An Emacs/Org-mode Setup for Writing

Bhalla Kunal over at expLog has an interesting post on his writing setup. It’s Emacs and Org-mode based but, interestingly, he says that the thing that helped his workflow the most was rotating his monitor so that he had more lines on the screen. That means, of course, that he doesn’t have as much horizontal real estate but Kunal likes to keep his lines at 80 characters or less so it works out well for him.

He does, of course, use Olivetti but that’s not too surprising. Mostly he configures Emacs and Org-mode the way you’d expect someone would for a writing environment but he does have a few customizations worth mentioning.

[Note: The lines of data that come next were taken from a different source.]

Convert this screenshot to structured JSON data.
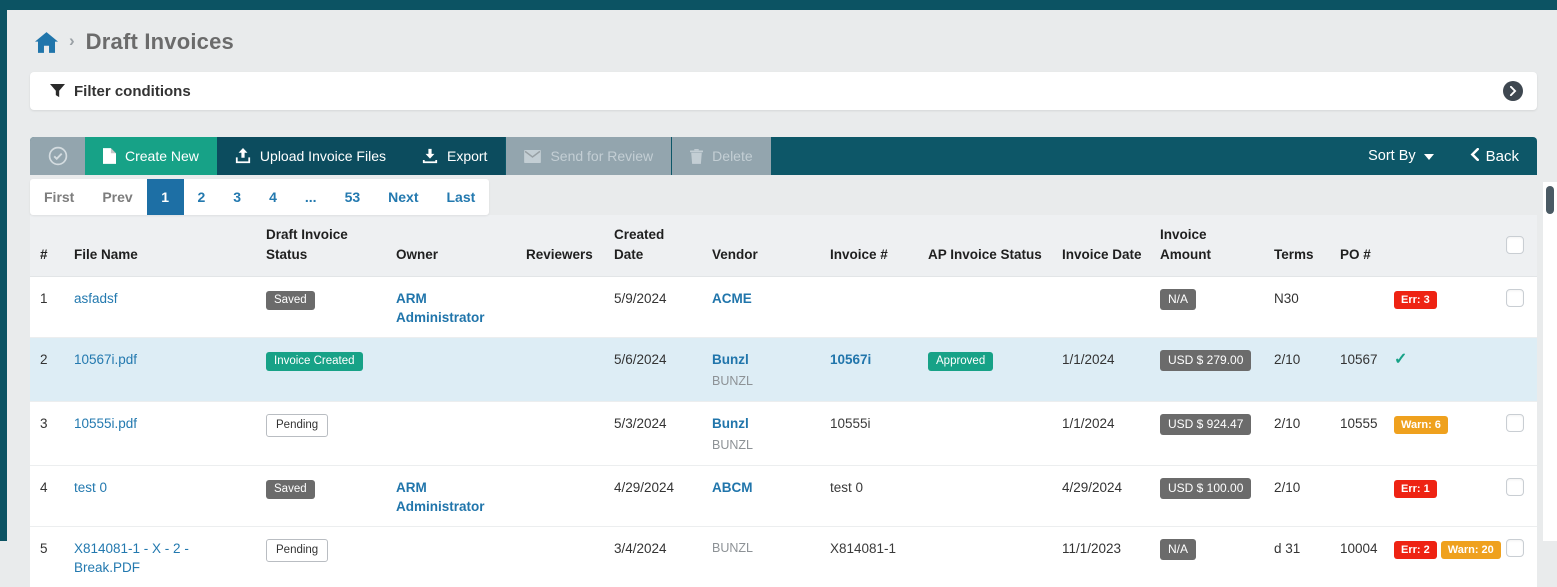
{
  "breadcrumb": {
    "separator": "›",
    "title": "Draft Invoices"
  },
  "filter_bar": {
    "label": "Filter conditions",
    "expand_icon": "chevron-right-circle-icon"
  },
  "toolbar": {
    "buttons": [
      {
        "name": "select-all-button",
        "label": "",
        "icon": "check-circle-icon",
        "style": "gray"
      },
      {
        "name": "create-new-button",
        "label": "Create New",
        "icon": "file-icon",
        "style": "green"
      },
      {
        "name": "upload-invoice-files-button",
        "label": "Upload Invoice Files",
        "icon": "upload-icon",
        "style": "teal"
      },
      {
        "name": "export-button",
        "label": "Export",
        "icon": "download-icon",
        "style": "teal"
      },
      {
        "name": "send-for-review-button",
        "label": "Send for Review",
        "icon": "envelope-icon",
        "style": "disabled"
      },
      {
        "name": "delete-button",
        "label": "Delete",
        "icon": "trash-icon",
        "style": "disabled"
      }
    ],
    "sort_by_label": "Sort By",
    "back_label": "Back"
  },
  "pagination": {
    "items": [
      {
        "label": "First",
        "state": "disabled"
      },
      {
        "label": "Prev",
        "state": "disabled"
      },
      {
        "label": "1",
        "state": "active"
      },
      {
        "label": "2",
        "state": "link"
      },
      {
        "label": "3",
        "state": "link"
      },
      {
        "label": "4",
        "state": "link"
      },
      {
        "label": "...",
        "state": "link"
      },
      {
        "label": "53",
        "state": "link"
      },
      {
        "label": "Next",
        "state": "link"
      },
      {
        "label": "Last",
        "state": "link"
      }
    ]
  },
  "table": {
    "columns": [
      "#",
      "File Name",
      "Draft Invoice Status",
      "Owner",
      "Reviewers",
      "Created Date",
      "Vendor",
      "Invoice #",
      "AP Invoice Status",
      "Invoice Date",
      "Invoice Amount",
      "Terms",
      "PO #"
    ],
    "rows": [
      {
        "num": "1",
        "file_name": "asfadsf",
        "status": {
          "label": "Saved",
          "style": "dark"
        },
        "owner": "ARM Administrator",
        "reviewers": "",
        "created_date": "5/9/2024",
        "vendor": {
          "name": "ACME",
          "code": ""
        },
        "invoice_no": {
          "text": "",
          "link": false
        },
        "ap_status": "",
        "invoice_date": "",
        "amount": "N/A",
        "terms": "N30",
        "po": "",
        "flags": [
          {
            "label": "Err: 3",
            "type": "error"
          }
        ],
        "check_mark": false,
        "selector": "checkbox",
        "highlighted": false
      },
      {
        "num": "2",
        "file_name": "10567i.pdf",
        "status": {
          "label": "Invoice Created",
          "style": "green"
        },
        "owner": "",
        "reviewers": "",
        "created_date": "5/6/2024",
        "vendor": {
          "name": "Bunzl",
          "code": "BUNZL"
        },
        "invoice_no": {
          "text": "10567i",
          "link": true
        },
        "ap_status": "Approved",
        "invoice_date": "1/1/2024",
        "amount": "USD $ 279.00",
        "terms": "2/10",
        "po": "10567",
        "flags": [],
        "check_mark": true,
        "selector": "none",
        "highlighted": true
      },
      {
        "num": "3",
        "file_name": "10555i.pdf",
        "status": {
          "label": "Pending",
          "style": "outline"
        },
        "owner": "",
        "reviewers": "",
        "created_date": "5/3/2024",
        "vendor": {
          "name": "Bunzl",
          "code": "BUNZL"
        },
        "invoice_no": {
          "text": "10555i",
          "link": false
        },
        "ap_status": "",
        "invoice_date": "1/1/2024",
        "amount": "USD $ 924.47",
        "terms": "2/10",
        "po": "10555",
        "flags": [
          {
            "label": "Warn: 6",
            "type": "warning"
          }
        ],
        "check_mark": false,
        "selector": "checkbox",
        "highlighted": false
      },
      {
        "num": "4",
        "file_name": "test 0",
        "status": {
          "label": "Saved",
          "style": "dark"
        },
        "owner": "ARM Administrator",
        "reviewers": "",
        "created_date": "4/29/2024",
        "vendor": {
          "name": "ABCM",
          "code": ""
        },
        "invoice_no": {
          "text": "test 0",
          "link": false
        },
        "ap_status": "",
        "invoice_date": "4/29/2024",
        "amount": "USD $ 100.00",
        "terms": "2/10",
        "po": "",
        "flags": [
          {
            "label": "Err: 1",
            "type": "error"
          }
        ],
        "check_mark": false,
        "selector": "checkbox",
        "highlighted": false
      },
      {
        "num": "5",
        "file_name": "X814081-1 - X - 2 - Break.PDF",
        "status": {
          "label": "Pending",
          "style": "outline"
        },
        "owner": "",
        "reviewers": "",
        "created_date": "3/4/2024",
        "vendor": {
          "name": "",
          "code": "BUNZL"
        },
        "invoice_no": {
          "text": "X814081-1",
          "link": false
        },
        "ap_status": "",
        "invoice_date": "11/1/2023",
        "amount": "N/A",
        "terms": "d 31",
        "po": "10004",
        "flags": [
          {
            "label": "Err: 2",
            "type": "error"
          },
          {
            "label": "Warn: 20",
            "type": "warning"
          }
        ],
        "check_mark": false,
        "selector": "checkbox",
        "highlighted": false
      }
    ]
  },
  "colors": {
    "teal_dark": "#0c5363",
    "toolbar_teal": "#0d5768",
    "button_teal": "#0c4c5e",
    "green": "#17a287",
    "blue_link": "#2379af",
    "blue_bold_link": "#2075ab",
    "active_page_blue": "#1d6fa5",
    "red_error": "#ee2313",
    "orange_warning": "#efa11e",
    "badge_gray": "#6b6b6b",
    "row_highlight": "#ddedf5",
    "page_background": "#e9ebec"
  }
}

He’s very dedicated to keeping his lines less than 80 characters so he didn’t like the indentation for subheadings in Org-mode. He modified that by setting the indentation to a single space. That helped him keep each line on the screen. Likewise, he inhibited the indentation of the text under each headline for the same reason. He’s also set the text to be in variable pitch font. This is a popular tweak but I’ve never been a fan. I tend to think in “markup” so ASCII input text seems natural to me.

His final tweak is to enable org-hide-emphasis-markers. That means that Org will hide the markup used for bold, Italics, underline, and so on. This is exactly the sort of change that would drive me crazy but I understand how some might prefer it. I probably don’t like it for the same reason I prefer ASCII text for input.

You can get all the details in Kunal’s post so head on over there if you’d like to try some or all of his workflow.